1. Scope of Services
Brand Depot will provide marketing, advertising, digital strategy, and related professional services as agreed between the Parties from time to time. Services may include but are not limited to paid advertising, SEO, GSO, email marketing, web support, automation, training, and strategic consulting.
The exact mix of services may evolve based on performance, business needs, and mutual agreement.
2. Term and Contract Structure
This Agreement operates on a zero month, service based rolling basis.
There is no fixed minimum term.
Either party may terminate this Agreement at any time by providing twenty eight days written notice.
3. Fees and Payment
Fees will be charged monthly as agreed in writing prior to commencement of services.
All fees are exclusive of VAT unless otherwise stated.
Invoices are payable within the agreed payment terms.
4. Performance and Outcomes
Brand Depot will use reasonable skill, care, and professional judgement in the delivery of services.
The Client acknowledges that marketing and advertising performance is influenced by multiple external factors and that no specific commercial outcome or revenue guarantee is provided unless expressly agreed in writing.
5. Non Competition
For the duration of this Agreement, Brand Depot agrees not to provide substantially similar marketing or advertising services to any direct market competitor of the Client within the Client’s primary operating market.

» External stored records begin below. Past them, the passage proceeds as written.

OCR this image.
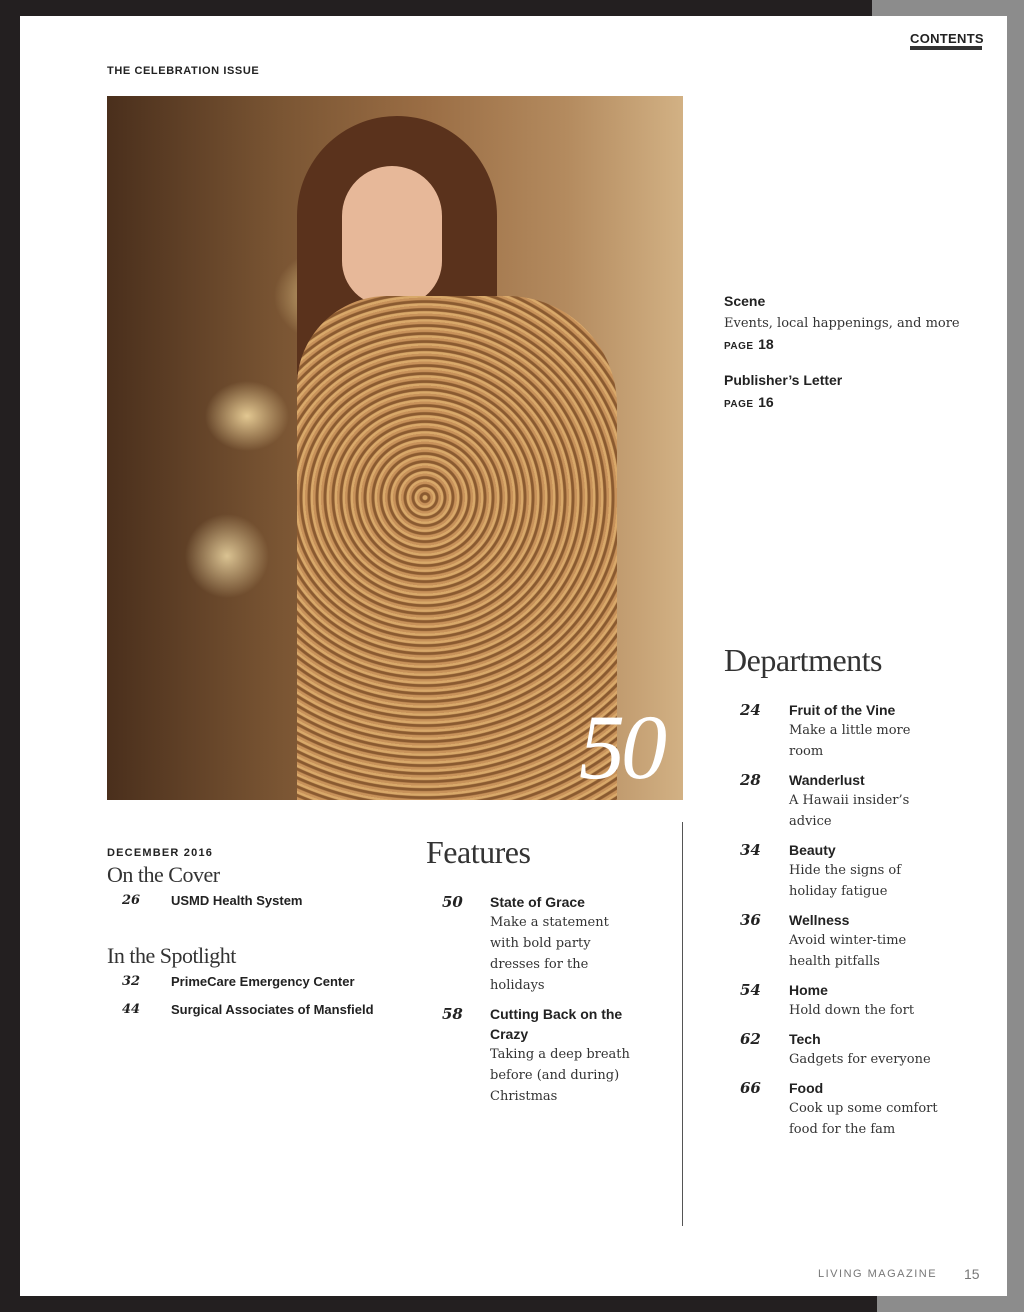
CONTENTS
THE CELEBRATION ISSUE
50
Scene
Events, local happenings, and more
PAGE 18
Publisher’s Letter
PAGE 16
Departments
24 Fruit of the Vine
Make a little more room
28 Wanderlust
A Hawaii insider’s advice
34 Beauty
Hide the signs of holiday fatigue
36 Wellness
Avoid winter-time health pitfalls
54 Home
Hold down the fort
62 Tech
Gadgets for everyone
66 Food
Cook up some comfort food for the fam
Features
50 State of Grace
Make a statement with bold party dresses for the holidays
58 Cutting Back on the Crazy
Taking a deep breath before (and during) Christmas
DECEMBER 2016
On the Cover
26 USMD Health System
In the Spotlight
32 PrimeCare Emergency Center
44 Surgical Associates of Mansfield
LIVING MAGAZINE 15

This non competition obligation shall continue for a period of twelve months following termination of this Agreement.
The definition of direct market competitor shall be limited to businesses offering materially similar services to the same customer base within the same geographic area.
6. Confidentiality
Both Parties agree to keep confidential any commercial, technical, or business information shared during the course of this engagement.
This obligation survives termination of the Agreement.
7. Intellectual Property
All materials, data, and assets created by Brand Depot for the Client during the term of this Agreement shall become the property of the Client once all outstanding fees have been paid in full, unless otherwise agreed in writing.
8. Liability
Brand Depot’s liability under this Agreement shall be limited to the total fees paid by the Client in the three months preceding any claim.
Neither party shall be liable for indirect or consequential losses.
9. Independent Contractor
Brand Depot acts as an independent contractor and nothing in this Agreement shall be deemed to create an employment, partnership, or joint venture relationship.
10. Governing Law
This Agreement shall be governed by and construed in accordance with the laws of Ireland.
The Irish courts shall have exclusive jurisdiction in relation to any dispute arising from this Agreement.
11. Entire Agreement
This Agreement constitutes the entire agreement between the Parties and supersedes any prior discussions or correspondence relating to the subject matter.
Any amendments must be agreed in writing by both Parties.